SRC threatens to withdraw MCA’s allowances over misuse of public funds

SRC Chair Sarah Serem

The Salaries and Remuneration Commission (SRC) has condemned Members of County Assemblies (MCAs) for high misuse of public funds on superfluous expenses and has threatened to abolish allowances if the trend persists.

According to Sarah Serem, the SRC Chairperson, the Commission is alarmed by the huge amounts that MCAs’ are spending on international travel, allowances and staffing of their offices which she says is outside the remuneration structure set by the commission.

“Public funds are provided in line with a commitment to serve. This is a provision that comes with responsibility; if that responsibility is disregarded, then the provision will be withdrawn without hesitation. SRC exists to safeguard the interests of the public,” said Serem.


She maintained that Kenyans have a right to service delivery and all public officers have an obligation to safeguard public funds and also made it clear that SRC will not be hesitant to act in the interest of the public.

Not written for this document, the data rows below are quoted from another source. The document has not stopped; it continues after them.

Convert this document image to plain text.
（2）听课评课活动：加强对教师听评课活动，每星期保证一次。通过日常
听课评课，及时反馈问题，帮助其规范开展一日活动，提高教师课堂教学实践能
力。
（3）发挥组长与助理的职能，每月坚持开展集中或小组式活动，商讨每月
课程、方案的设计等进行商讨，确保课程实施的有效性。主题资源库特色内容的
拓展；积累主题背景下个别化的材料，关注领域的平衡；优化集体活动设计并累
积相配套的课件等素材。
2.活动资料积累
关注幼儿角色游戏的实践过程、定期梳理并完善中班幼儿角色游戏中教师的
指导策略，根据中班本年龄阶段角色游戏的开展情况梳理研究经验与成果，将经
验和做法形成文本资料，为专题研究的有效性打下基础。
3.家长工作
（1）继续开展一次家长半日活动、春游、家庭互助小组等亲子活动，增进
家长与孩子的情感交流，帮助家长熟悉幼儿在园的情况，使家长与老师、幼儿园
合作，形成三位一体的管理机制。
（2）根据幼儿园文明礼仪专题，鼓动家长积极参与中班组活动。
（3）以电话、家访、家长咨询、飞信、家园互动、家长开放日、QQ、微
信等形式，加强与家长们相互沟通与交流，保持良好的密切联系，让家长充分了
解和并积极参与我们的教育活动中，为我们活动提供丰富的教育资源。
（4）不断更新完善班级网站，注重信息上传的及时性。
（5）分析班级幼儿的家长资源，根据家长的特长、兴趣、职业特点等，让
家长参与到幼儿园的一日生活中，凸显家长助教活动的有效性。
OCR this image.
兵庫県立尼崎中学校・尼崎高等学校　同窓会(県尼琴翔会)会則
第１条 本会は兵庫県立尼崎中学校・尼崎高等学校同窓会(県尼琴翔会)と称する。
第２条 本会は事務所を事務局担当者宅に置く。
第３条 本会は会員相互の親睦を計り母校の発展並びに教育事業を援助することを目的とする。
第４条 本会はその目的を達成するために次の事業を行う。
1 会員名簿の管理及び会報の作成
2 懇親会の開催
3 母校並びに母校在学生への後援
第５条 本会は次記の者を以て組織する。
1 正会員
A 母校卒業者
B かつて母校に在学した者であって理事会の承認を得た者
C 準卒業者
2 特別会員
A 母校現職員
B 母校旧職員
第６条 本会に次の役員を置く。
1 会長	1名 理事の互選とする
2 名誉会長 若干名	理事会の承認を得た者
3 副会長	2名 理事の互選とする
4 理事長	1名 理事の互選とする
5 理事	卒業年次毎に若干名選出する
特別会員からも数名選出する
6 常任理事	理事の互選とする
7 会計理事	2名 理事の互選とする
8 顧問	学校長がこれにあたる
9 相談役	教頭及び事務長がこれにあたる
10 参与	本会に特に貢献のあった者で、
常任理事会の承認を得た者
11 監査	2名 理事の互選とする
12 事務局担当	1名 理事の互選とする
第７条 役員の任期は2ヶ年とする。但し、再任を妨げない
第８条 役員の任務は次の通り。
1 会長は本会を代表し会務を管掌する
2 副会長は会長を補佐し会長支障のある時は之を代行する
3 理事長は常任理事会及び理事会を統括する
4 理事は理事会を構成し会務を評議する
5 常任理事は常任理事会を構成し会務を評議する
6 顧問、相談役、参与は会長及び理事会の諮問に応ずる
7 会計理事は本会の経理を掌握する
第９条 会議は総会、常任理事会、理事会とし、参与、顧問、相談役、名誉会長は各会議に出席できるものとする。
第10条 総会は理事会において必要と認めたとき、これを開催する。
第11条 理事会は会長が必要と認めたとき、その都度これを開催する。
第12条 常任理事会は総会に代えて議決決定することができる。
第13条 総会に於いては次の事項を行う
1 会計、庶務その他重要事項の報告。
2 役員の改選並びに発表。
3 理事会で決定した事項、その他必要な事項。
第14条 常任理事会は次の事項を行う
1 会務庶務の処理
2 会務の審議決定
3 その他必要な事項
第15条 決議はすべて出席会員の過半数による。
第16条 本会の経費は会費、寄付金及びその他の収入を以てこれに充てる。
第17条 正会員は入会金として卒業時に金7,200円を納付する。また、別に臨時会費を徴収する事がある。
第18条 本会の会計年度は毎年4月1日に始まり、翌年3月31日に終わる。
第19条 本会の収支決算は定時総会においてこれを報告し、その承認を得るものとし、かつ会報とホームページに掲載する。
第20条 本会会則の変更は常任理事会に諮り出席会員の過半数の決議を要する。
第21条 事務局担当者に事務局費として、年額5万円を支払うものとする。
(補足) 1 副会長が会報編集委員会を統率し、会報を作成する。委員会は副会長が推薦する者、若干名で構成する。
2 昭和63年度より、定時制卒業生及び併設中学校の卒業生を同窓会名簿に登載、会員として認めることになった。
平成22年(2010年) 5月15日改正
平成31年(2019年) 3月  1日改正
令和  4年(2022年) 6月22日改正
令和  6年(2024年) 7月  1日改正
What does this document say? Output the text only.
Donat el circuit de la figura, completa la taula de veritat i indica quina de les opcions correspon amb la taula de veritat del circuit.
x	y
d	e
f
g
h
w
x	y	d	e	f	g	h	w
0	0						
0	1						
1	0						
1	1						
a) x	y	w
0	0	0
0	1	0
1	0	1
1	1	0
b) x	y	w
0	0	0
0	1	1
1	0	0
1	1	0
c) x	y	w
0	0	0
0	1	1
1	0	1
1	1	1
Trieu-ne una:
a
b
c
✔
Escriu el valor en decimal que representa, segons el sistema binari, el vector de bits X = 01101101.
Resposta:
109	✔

“Every public officer must uphold integrity and promote principles of transparency and good governance as stipulated in our Constitution Articles 10, Chapter 6,” she said.


The County Budget Implementation Review report, which was released to the public in January this year, revealed questionable spending practices in the counties as unnecessary expenses on travel, personal emoluments, allowances, training and conferences took centre stage. The report covered the first quarter of the 2013-2014 fiscal year.

The report revealed that county governments spent 13.33 billion shillings ($155.2 million) from July to September 2013. These expenditures were classified into four categories: personnel emoluments, operations and maintenance, development, and servicing of debts and pending bills.

Of the total spending, 55% went towards personal emoluments, 38% for operations and maintenance, and only 7% towards development programmes.

Following a public outcry on the matter, the Deputy President William Ruto facilitated a meeting recently between the national and county governments to come up with new guidelines to curb unnecessary foreign trips by public officers.